Zweihundert maschinengeschriebene Seiten — mehr zählen diese beiden Bändchen zusammen keinesfalls. Wieviel wird darin jedoch gesagt! Sie finden manchen Ihrer eigenen Gedanken und manche Ihrer Empfindungen wieder, die den letzten zwanzig Jahren unseres Lebens entsprangen, in dem gewisse Erinnerungen heute bereits nicht mehr angenehm wirken. Wir besitzen eine wahrhaft menschliche Fähigkeit zu vergessen; die Erinnerung an eigene Niederlagen verflüchtigt sich in uns schon beim ersten Windstoß. Die Zeit des Schriftstellers jedoch besitzt die besondere Eigenschaft, daß alles in ihr gleichzeitig währt und sie aus allem Vergangenen eine nie enden wollende Gegenwart schafft. Vielleicht beruht darauf die Stärke des Schriftstellers, aber auch sein Handikap; daria liegt seine Gesittung.
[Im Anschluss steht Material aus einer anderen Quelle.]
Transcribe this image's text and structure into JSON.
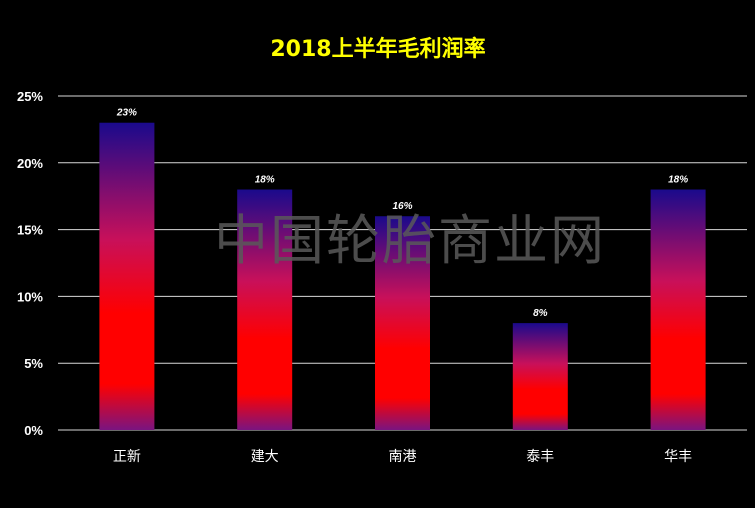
{
  "chart_data": {
    "type": "bar",
    "title": "2018上半年毛利润率",
    "categories": [
      "正新",
      "建大",
      "南港",
      "泰丰",
      "华丰"
    ],
    "values": [
      23,
      18,
      16,
      8,
      18
    ],
    "data_labels": [
      "23%",
      "18%",
      "16%",
      "8%",
      "18%"
    ],
    "yticks": [
      "0%",
      "5%",
      "10%",
      "15%",
      "20%",
      "25%"
    ],
    "ylim": [
      0,
      25
    ],
    "grid": true,
    "legend": "none"
  },
  "watermark": "中国轮胎商业网",
  "colors": {
    "background": "#000000",
    "title": "#FFFF00",
    "grid": "#D9D9D9",
    "text": "#FFFFFF",
    "watermark": "#595959",
    "bar_top": "#1A0A8C",
    "bar_mid": "#C8105A",
    "bar_low": "#FF0000",
    "bar_base": "#7A1480"
  }
}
Kazimierz Brandys (geb. 1916) lebt in Warschau und gehört zu den polnischen Schriftstellern von übernationalem Rang. Er emigrierte nicht, verzichtete auf literarische Experimente und ließ sich weder zum Hofnarren noch zum Märtyrer des Sozialismus machen. Wie um die Emigration nachzuholen, machte Brandys eine Reise durch Italien. Aus Rom, Florenz, Venedig, Siena und aus den Provinzen schickt er Briefe an eine Warschauer Freundin. Seine Briefe berichten von der unvorschriftsmäßigsten italienischen Reise, die sich denken läßt. Übrigens denkt Brandys auch dort, wo die Allgemeinheit, lieber fühlt oder nur registriert. Er betreibt dabei weniger das billige Geschäft der Bloßstellung und schon gar nicht das des mechanischen Nonkonformismus, sondern macht Front gegen das Funktionieren von Resignation, Gleichgültigkeit und jedweden Dogmatismus. Alles wirkt auf geradezu bestürzende Weise polnisch: diese Vaterlandsliebe, dieser heimliche Glaube an Europa und an private Gesinnung, an entwicklungsfähige Kultur, dieses ungehemmte Fabulieren abseits aller Anpassung an Branchenkunst und nationalen Standard. Bekenntnisse eines geborenen Skeptikers enthalten diese Briefe: zu Polen, zu Europa, zur Kunst, zum Menschen, zum Geist — zu diesen tief suspekt gewordenen Welttatsachen, die oft nur noch als Zeitereignisse anmuten. — In Polen wurden die „Briefe an Frau Z.“ ein großer Erfolg. 1964 erhielt das Werk in Italien den „Premio Elba". Die vorbildliche deutsche Übersetzung von Caesar Rymarowicz ist im Insel-Verlag erschienen.